One of the most frightening outcomes is for the facade to become permanent. In order to hide fear, shame, and guilt, the child reacts through fragmentation (a psychological mechanism by which the psyche "splits" into parts in order to cope with difficult or painful experiences — for example, when the child cannot accept certain feelings or experiences, it separates them from itself and creates distinct "parts" of the personality), meaning they split into a False Self and a True Self, with the function of the false personality being to protect and conceal the true one. The child achieves this by complying with the demands of others, and of the mother above all. As a result, the small person becomes the image that the mother and those around them hold of them.

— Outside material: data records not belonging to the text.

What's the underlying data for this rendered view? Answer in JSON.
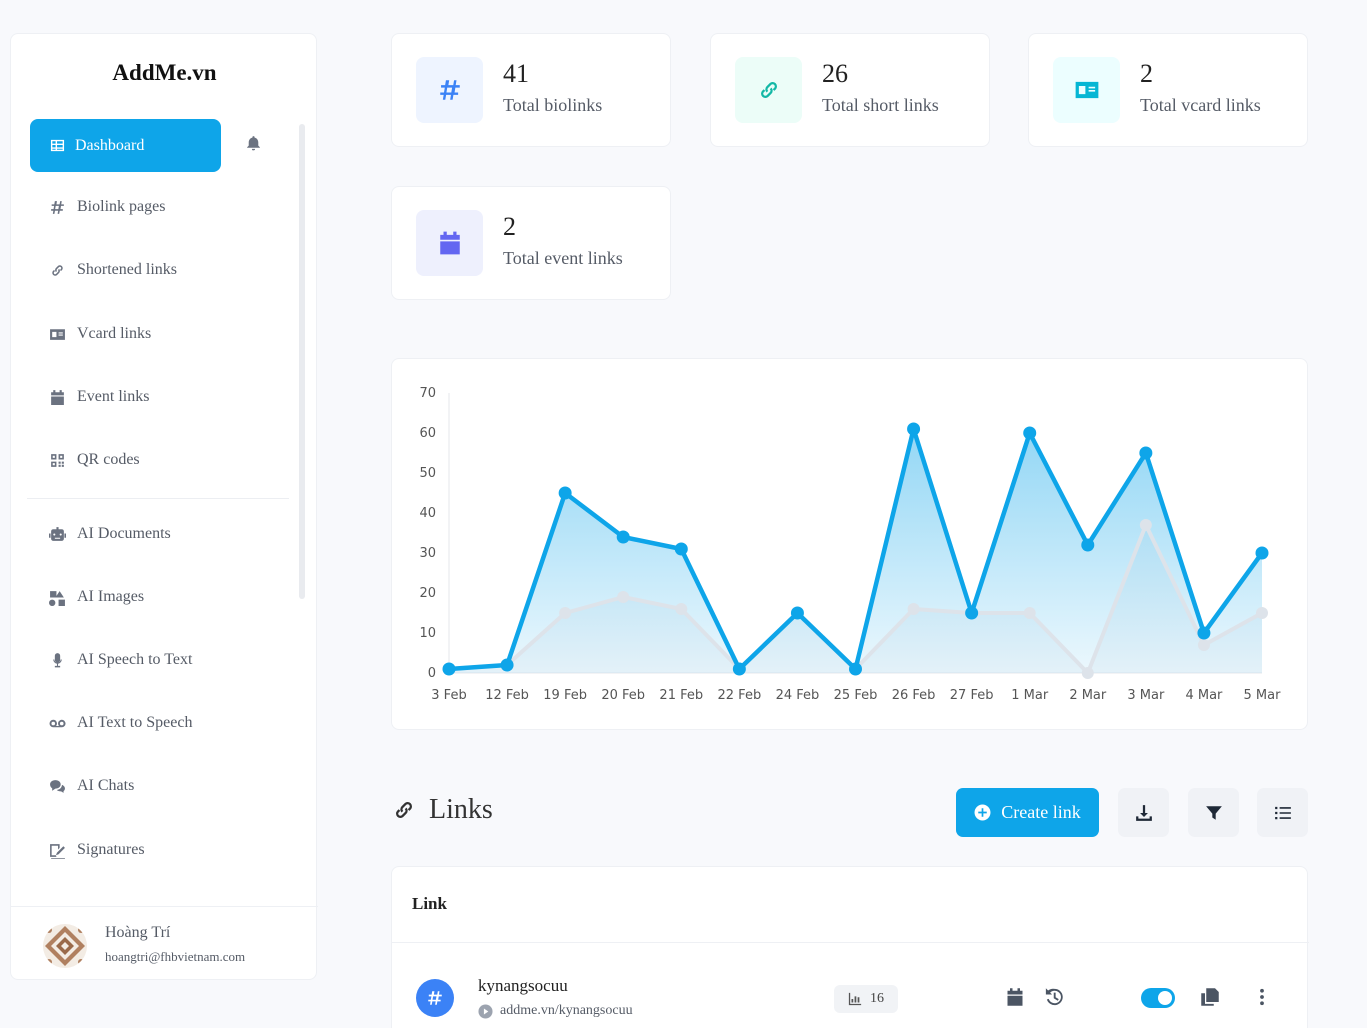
{
  "app": {
    "brand": "AddMe.vn"
  },
  "sidebar": {
    "active": {
      "label": "Dashboard",
      "icon": "table-icon"
    },
    "items": [
      {
        "label": "Biolink pages",
        "icon": "hash-icon"
      },
      {
        "label": "Shortened links",
        "icon": "link-icon"
      },
      {
        "label": "Vcard links",
        "icon": "id-card-icon"
      },
      {
        "label": "Event links",
        "icon": "calendar-icon"
      },
      {
        "label": "QR codes",
        "icon": "qrcode-icon"
      },
      {
        "label": "AI Documents",
        "icon": "robot-icon"
      },
      {
        "label": "AI Images",
        "icon": "icons-icon"
      },
      {
        "label": "AI Speech to Text",
        "icon": "microphone-icon"
      },
      {
        "label": "AI Text to Speech",
        "icon": "voicemail-icon"
      },
      {
        "label": "AI Chats",
        "icon": "comments-icon"
      },
      {
        "label": "Signatures",
        "icon": "signature-icon"
      }
    ],
    "user": {
      "name": "Hoàng Trí",
      "email": "hoangtri@fhbvietnam.com"
    }
  },
  "stats": [
    {
      "value": "41",
      "label": "Total biolinks",
      "icon": "hash-icon",
      "color": "#3b82f6",
      "bg": "#eef4ff"
    },
    {
      "value": "26",
      "label": "Total short links",
      "icon": "link-icon",
      "color": "#14b8a6",
      "bg": "#ecfdf8"
    },
    {
      "value": "2",
      "label": "Total vcard links",
      "icon": "id-card-icon",
      "color": "#06b6d4",
      "bg": "#ecfeff"
    },
    {
      "value": "2",
      "label": "Total event links",
      "icon": "calendar-icon",
      "color": "#6366f1",
      "bg": "#eef0fd"
    }
  ],
  "chart_data": {
    "type": "area",
    "categories": [
      "3 Feb",
      "12 Feb",
      "19 Feb",
      "20 Feb",
      "21 Feb",
      "22 Feb",
      "24 Feb",
      "25 Feb",
      "26 Feb",
      "27 Feb",
      "1 Mar",
      "2 Mar",
      "3 Mar",
      "4 Mar",
      "5 Mar"
    ],
    "series": [
      {
        "values": [
          1,
          2,
          45,
          34,
          31,
          1,
          15,
          1,
          61,
          15,
          60,
          32,
          55,
          10,
          30
        ],
        "color": "#0ea5e9"
      },
      {
        "values": [
          1,
          2,
          15,
          19,
          16,
          1,
          15,
          1,
          16,
          15,
          15,
          0,
          37,
          7,
          15
        ],
        "color": "#dde3ea"
      }
    ],
    "ylim": [
      0,
      70
    ],
    "yticks": [
      0,
      10,
      20,
      30,
      40,
      50,
      60,
      70
    ]
  },
  "links": {
    "title": "Links",
    "create_label": "Create link",
    "column_header": "Link",
    "rows": [
      {
        "title": "kynangsocuu",
        "url": "addme.vn/kynangsocuu",
        "pageviews": "16"
      }
    ]
  }
}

"The False Self adapts to the demands of others (first and foremost the mother's) and loses touch with its own spontaneous needs and gestures. The child becomes the image that the mother (and others) have of them."

(Atanasov, 2002, p. 212)

In other words, the False Self is the product of a failure in adaptation on the part of the environment.

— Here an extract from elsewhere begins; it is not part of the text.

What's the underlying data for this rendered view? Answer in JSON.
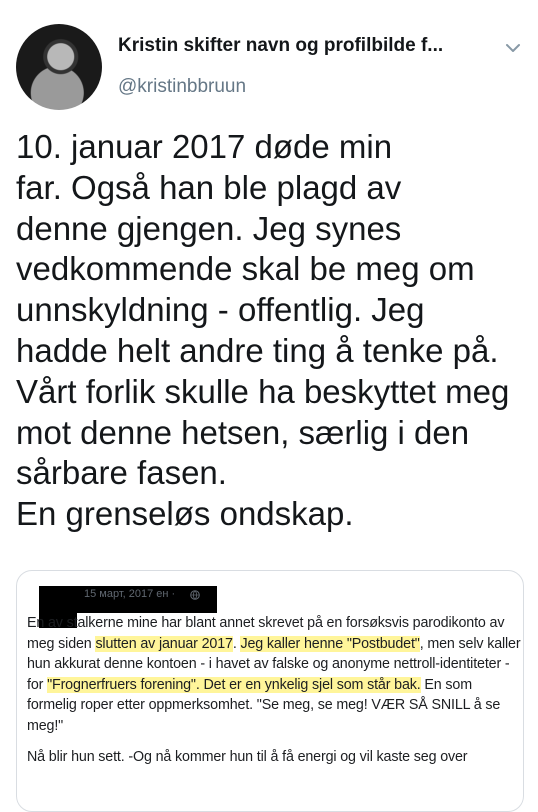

The more insecure a child is in themselves and in their emotions, the greater the danger of being "seduced" into a false life. This in turn prevents the individual from reaching maturity, or may lead to a "pseudo-maturity in a psychotic environment".

"Successful seduction of this kind can create a false personality that appears satisfactory to the hasty observer, even though schizophrenia is latent and will require attention in the end. The false personality, built on a basis of compliance, cannot achieve the independence of maturity, except perhaps a pseudo-maturity in a psychotic environment."

(Winnicott, 2008, p. 332)


The False Self Does Not Disappear With Growing Up

It can manifest through:

  • excessive deference to the opinions of others

  • difficulty making decisions

  • fear of disappointing or being rejected

  • a sense of inner emptiness

  • the feeling of "living someone else's life"

The false personality is characterised by feelings of unreality and futility — both in childhood and later in adult life — and as a result of the absence of genuine experience, the hidden true self becomes impoverished.

"Only the True Self can be creative and only the True Self can feel real."

— Donald Winnicott


The Role of Psychotherapy

The False Self is not a "mistake". It was often a necessary defence. The problem arises when it becomes the only mode of existence.

Psychotherapy provides a space in which a person can gradually explore their true feelings and needs — without fear of judgement. Within a safe and supportive relationship, the process of reconnecting with the authentic self can begin.

This process involves:

  • becoming aware of inner conflicts

  • recognising automatic patterns of compliance

  • building a more stable sense of identity

  • developing the capacity to set boundaries

Gradually, a person begins to live not only according to the expectations of others, but in alignment with themselves.


Allowing Difference

When a parent allows a child to dislike a toy, they are giving them far more than freedom of choice. They are giving them the right to an inner world of their own.

Authenticity does not mean rebellion or selfishness. It means the capacity to recognise and respect one's own experiences.

It is important to allow our children to be themselves, so that they can grow into people who like themselves, trust their own feelings, and feel stable in their inner world.

And when that process has been disrupted, change is always possible. The path toward the True Self can begin even in adulthood — through awareness, personal work, and professional support.


References

  • Atanasov, N. (2002). Теории психичното развитие в психоанализата. Sofia: Prof. Marin Drinov.

  • Freud, A. (2000). The Ego and the Mechanisms of Defence. Sofia: Lik.

  • Winnicott, D. (2008). From Paediatrics to Psychoanalysis (Bulgarian translation). Sofia: Centre for Psychosocial Support.

  • Winnicott, D. W. (2008). Playing and Reality. London: Routledge.

  • Brenner, C. (1993). Psychoanalysis: An Elementary Textbook. Sofia: Open Society Foundation.